Alternatives to global array or "array" of '#define's?

My current code uses some #defines to have all the constants in a single .h file.

A new modification to the program specification is coming this way and this will require some of the constants to be case-dependant, i.e. a variable will set the case (of 3 possible) and according to it the appropriate value must be used for some of these constants, e.g:

#define CONSTANT1 1.0F
#define CONSTANT2 2.0F

float foo(float var)
{
    return (CONSTANT1 + CONSTANT2*var);
}

I can currently think of approaching this problem in 2 ways:

Way1- have a #define for each of the possible values, implement a switch-case with 3 copies of the code and in each use the corresponding constant

#define CONSTANT1_a 1.0F
#define CONSTANT2_a 2.0F

#define CONSTANT1_b 2.0F
#define CONSTANT2_b 3.0F

#define CONSTANT1_c 3.0F
#define CONSTANT2_c 4.0F

switch(var_case)
{
case 0:
     float foo(float var)
     {
         return (CONSTANT1_a + CONSTANT2_a*var);
     }
case 1:
     float foo(float var)
     {
         return (CONSTANT1_b + CONSTANT2_b*var);
     }
case 2:
     float foo(float var)
     {
         return (CONSTANT1_c + CONSTANT2_c*var);
     }
}

Way2- have the constants no more as #defines, but as global arrays defined at the top of the corresponding file and have a single implementation of the code with the "case" that selects the position in the array

float CONSTANT1 [] = {1.0F,2.0F,3.0F};
float CONSTANT2 [] = {2.0F,3.0F,4.0F};

float foo(float var)
{
    return (CONSTANT1[var_case] + CONSTANT2[var_case]*var);
}

I tend towards the second solution, as it seems more maintanable and clean, but the use of global arrays does not sound great. Is there an alternative? Is there a way to have a #define containing an array? (or something equivalent)

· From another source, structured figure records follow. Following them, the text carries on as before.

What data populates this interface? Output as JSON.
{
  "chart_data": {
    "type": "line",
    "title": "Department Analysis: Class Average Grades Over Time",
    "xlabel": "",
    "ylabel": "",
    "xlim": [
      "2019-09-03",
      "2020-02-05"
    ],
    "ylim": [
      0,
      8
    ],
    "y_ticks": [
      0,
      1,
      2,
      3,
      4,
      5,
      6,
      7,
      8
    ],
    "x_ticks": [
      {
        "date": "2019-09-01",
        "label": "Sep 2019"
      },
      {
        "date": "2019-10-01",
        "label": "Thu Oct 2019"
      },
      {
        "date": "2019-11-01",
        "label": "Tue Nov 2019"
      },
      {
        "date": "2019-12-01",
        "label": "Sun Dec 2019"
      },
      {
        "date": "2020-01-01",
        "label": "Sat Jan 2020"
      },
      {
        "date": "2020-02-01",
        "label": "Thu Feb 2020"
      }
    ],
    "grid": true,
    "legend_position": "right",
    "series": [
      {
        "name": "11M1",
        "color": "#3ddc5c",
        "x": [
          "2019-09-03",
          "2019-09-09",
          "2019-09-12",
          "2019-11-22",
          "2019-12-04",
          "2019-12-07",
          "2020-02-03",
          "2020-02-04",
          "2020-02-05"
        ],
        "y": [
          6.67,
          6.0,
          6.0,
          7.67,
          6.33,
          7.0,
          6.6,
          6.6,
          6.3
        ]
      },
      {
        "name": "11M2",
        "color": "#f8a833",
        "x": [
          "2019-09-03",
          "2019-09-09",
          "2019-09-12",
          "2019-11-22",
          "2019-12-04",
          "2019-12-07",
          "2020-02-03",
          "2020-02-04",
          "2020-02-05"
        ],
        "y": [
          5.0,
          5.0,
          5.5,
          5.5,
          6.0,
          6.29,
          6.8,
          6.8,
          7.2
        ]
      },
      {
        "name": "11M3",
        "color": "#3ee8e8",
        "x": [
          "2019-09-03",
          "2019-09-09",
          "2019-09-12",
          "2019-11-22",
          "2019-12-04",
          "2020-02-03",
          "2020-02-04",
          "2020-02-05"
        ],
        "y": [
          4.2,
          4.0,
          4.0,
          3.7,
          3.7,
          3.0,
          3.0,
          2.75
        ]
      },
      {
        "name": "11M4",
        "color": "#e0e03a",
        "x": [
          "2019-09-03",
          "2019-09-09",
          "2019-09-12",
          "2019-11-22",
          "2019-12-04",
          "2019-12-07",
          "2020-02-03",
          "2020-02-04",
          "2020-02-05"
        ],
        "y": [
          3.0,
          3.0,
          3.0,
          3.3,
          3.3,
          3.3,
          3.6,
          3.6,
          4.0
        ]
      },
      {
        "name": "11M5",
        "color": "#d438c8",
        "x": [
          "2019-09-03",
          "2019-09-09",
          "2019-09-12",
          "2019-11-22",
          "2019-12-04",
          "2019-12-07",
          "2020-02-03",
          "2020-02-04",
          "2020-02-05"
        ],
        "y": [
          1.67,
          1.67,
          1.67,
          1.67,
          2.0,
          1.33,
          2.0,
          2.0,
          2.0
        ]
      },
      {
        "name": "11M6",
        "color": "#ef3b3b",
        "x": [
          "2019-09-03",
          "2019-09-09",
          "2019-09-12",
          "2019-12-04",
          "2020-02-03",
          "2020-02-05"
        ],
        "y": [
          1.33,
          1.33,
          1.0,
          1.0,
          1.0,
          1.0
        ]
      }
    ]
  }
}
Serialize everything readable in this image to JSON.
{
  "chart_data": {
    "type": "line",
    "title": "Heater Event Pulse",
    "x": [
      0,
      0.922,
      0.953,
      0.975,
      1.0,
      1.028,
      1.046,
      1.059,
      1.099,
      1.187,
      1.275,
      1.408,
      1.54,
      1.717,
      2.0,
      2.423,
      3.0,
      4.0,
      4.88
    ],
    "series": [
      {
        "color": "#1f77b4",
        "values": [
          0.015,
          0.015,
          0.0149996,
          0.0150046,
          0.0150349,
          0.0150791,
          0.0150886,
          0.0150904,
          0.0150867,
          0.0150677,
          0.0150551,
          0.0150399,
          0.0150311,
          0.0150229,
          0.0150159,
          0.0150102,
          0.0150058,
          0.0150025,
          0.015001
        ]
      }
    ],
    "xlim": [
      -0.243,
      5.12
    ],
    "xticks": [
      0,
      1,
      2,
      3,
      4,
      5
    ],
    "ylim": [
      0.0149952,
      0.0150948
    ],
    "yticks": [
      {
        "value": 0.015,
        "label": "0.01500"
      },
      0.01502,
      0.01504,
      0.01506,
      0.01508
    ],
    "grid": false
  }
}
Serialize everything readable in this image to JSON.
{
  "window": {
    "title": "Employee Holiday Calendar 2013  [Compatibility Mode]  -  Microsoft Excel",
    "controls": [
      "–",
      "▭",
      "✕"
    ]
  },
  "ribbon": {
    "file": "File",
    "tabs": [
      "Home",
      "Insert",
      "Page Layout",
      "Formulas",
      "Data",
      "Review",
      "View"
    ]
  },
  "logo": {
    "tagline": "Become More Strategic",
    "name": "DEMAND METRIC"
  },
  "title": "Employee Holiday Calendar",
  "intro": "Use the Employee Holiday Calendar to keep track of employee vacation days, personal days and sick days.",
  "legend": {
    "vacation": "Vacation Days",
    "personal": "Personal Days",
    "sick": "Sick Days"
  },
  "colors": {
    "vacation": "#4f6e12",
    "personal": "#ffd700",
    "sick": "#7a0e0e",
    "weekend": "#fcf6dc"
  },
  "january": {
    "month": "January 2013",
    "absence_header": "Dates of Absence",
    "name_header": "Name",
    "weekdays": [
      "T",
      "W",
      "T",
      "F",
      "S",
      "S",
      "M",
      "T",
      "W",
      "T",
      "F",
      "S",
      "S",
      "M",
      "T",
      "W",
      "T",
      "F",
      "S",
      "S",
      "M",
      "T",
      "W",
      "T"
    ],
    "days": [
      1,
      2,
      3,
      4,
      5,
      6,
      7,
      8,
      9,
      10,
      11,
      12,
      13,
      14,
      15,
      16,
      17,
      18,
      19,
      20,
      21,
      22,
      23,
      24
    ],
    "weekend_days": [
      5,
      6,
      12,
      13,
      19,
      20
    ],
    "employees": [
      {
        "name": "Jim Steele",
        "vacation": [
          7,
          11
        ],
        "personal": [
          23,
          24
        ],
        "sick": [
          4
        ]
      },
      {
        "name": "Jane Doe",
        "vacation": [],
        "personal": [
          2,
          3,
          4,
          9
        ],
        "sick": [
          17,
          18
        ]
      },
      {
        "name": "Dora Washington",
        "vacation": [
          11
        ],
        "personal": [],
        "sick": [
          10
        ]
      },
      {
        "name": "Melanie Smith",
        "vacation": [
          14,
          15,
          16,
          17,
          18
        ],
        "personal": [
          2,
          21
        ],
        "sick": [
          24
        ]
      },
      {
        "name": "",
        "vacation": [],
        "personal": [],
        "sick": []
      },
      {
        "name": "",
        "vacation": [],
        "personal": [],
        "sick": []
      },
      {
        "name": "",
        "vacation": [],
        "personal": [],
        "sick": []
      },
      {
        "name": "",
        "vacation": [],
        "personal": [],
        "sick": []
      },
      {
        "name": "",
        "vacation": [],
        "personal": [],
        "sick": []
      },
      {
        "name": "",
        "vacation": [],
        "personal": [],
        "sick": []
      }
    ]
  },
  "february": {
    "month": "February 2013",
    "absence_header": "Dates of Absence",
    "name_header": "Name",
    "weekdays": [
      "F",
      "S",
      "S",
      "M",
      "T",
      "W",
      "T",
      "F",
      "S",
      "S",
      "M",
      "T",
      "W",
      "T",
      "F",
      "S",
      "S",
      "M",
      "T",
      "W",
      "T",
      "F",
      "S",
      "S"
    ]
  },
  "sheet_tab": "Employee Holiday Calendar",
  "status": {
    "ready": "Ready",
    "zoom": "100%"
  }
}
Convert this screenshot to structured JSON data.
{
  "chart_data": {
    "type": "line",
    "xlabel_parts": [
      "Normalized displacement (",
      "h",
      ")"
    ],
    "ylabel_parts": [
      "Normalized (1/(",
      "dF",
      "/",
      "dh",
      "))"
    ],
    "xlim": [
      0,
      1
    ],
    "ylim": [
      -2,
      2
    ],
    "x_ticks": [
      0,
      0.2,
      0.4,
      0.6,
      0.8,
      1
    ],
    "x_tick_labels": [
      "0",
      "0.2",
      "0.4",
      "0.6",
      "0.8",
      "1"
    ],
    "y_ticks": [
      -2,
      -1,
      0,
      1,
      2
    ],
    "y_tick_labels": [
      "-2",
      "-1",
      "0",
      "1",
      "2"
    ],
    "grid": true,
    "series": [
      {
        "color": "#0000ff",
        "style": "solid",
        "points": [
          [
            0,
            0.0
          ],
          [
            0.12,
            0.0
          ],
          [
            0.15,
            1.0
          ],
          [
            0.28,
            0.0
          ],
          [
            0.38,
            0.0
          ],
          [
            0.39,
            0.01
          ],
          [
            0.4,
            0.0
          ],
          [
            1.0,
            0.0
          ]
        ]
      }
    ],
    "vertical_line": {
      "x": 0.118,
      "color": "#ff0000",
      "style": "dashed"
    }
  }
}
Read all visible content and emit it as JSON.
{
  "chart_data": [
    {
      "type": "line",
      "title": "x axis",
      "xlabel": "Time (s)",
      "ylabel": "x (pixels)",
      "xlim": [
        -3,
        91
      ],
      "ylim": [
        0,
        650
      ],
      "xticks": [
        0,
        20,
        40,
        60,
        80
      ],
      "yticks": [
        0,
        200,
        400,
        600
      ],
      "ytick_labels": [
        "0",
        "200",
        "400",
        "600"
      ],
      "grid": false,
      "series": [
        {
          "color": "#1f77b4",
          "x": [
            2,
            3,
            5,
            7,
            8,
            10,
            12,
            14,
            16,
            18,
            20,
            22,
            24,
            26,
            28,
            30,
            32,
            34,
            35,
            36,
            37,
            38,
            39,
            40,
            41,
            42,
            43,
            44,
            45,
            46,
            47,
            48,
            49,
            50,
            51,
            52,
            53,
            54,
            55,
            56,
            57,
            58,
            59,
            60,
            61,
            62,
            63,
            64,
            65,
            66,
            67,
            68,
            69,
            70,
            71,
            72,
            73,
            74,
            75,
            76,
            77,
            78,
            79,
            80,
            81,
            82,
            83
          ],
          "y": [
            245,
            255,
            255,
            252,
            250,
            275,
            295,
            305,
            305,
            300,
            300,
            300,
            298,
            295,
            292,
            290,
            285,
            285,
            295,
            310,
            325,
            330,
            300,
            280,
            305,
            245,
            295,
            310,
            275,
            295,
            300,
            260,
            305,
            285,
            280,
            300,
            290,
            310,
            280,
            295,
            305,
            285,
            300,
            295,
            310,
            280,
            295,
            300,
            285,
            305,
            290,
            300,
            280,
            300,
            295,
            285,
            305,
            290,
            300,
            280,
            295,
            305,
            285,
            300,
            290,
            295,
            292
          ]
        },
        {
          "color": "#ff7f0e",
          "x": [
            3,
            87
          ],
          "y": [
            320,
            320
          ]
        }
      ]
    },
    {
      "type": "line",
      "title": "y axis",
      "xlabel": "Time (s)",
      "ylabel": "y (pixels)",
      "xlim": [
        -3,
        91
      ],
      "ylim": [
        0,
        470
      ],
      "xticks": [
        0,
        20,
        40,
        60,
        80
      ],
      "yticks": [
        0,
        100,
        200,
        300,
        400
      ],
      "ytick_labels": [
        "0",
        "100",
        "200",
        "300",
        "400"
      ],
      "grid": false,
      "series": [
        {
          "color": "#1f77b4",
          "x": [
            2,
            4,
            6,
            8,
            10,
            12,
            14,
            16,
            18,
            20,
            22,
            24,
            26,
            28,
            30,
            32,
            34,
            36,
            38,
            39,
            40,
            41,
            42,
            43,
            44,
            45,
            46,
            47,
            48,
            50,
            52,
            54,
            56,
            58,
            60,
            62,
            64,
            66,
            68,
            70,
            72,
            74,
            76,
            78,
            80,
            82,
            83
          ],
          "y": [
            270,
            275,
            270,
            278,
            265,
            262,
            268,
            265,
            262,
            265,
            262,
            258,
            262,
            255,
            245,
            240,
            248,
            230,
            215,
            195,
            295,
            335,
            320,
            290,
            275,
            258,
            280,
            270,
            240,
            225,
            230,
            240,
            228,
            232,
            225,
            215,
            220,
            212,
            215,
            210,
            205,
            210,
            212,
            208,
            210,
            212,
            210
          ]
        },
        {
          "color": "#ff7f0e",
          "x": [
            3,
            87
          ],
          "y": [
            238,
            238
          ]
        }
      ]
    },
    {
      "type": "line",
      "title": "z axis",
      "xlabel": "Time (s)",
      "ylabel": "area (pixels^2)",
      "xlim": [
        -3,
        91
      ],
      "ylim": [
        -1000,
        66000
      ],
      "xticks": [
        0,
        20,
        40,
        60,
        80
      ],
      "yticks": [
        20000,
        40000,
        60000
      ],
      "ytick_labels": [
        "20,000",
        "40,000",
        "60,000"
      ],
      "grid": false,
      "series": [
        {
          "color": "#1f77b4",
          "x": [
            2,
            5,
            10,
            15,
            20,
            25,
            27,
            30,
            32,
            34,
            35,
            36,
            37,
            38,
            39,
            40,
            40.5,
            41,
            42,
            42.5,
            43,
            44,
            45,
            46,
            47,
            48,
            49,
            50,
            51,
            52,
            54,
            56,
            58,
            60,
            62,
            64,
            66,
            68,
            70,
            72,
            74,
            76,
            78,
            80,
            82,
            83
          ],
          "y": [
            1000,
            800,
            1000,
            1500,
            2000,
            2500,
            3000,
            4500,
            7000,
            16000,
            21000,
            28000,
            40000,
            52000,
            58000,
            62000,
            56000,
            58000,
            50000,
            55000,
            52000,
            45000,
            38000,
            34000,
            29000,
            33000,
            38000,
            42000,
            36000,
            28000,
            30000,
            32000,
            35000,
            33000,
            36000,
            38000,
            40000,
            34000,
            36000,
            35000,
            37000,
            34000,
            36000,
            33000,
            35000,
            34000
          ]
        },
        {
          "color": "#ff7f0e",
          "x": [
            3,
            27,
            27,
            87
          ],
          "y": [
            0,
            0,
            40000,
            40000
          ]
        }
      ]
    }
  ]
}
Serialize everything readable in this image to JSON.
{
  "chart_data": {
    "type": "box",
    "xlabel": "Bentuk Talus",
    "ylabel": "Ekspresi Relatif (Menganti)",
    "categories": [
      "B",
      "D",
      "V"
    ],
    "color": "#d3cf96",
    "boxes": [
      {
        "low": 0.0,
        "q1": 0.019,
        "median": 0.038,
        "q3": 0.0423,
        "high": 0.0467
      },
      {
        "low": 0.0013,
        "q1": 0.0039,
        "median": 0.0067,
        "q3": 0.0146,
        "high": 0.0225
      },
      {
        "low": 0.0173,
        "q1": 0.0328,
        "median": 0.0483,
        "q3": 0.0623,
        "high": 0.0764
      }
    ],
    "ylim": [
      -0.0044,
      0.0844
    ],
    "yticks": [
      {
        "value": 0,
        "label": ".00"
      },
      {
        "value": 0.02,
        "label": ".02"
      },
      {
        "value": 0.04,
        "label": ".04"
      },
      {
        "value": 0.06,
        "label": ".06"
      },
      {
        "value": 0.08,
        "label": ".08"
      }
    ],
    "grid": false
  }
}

EDIT: my apologies for not mentioning before. The code must be C89 (ANSI C).

Upvotes: 0

Views: 199

Answers (2)

user694733
user694733

Reputation: 16043

Using global arrays for constants is fine. Your preprocessor constants were already global in the first place. Just add const and you are done.

constants.c

const float CONSTANT1 [] = {1.0F,2.0F,3.0F};
const float CONSTANT2 [] = {2.0F,3.0F,4.0F};

constants.h

extern const float CONSTANT1 [];
extern const float CONSTANT2 [];

Or, if you want to make arrays private to your current compilation unit, add static.

static const float CONSTANT1 [] = {1.0F,2.0F,3.0F};

Upvotes: 5

Vincent
Vincent

Reputation: 329

I can't verify this right now, but this might work: A #define Macro can be an array, or pretty much anything. Do it like this:

#define CONSTANTS int temp[]={1,2,3,4};
//.. Later..
int x = (CONSTANTS)[2];

All a #define does is say to the compiler: before you compile this, replace every instance in the code of the defined constant ( in this case CONSTANTS) with whatever comes after (in this case "temp[]={1,2,3,4}"). So the above code would be compiled as

int x = (temp[]={1,2,3,4})[2];

This becomes unreliable though, because temp would have to be a reserved variable name within that scope. I recommend using the switch or a standin variable plus a couple of ternary conditionals for a one-liner.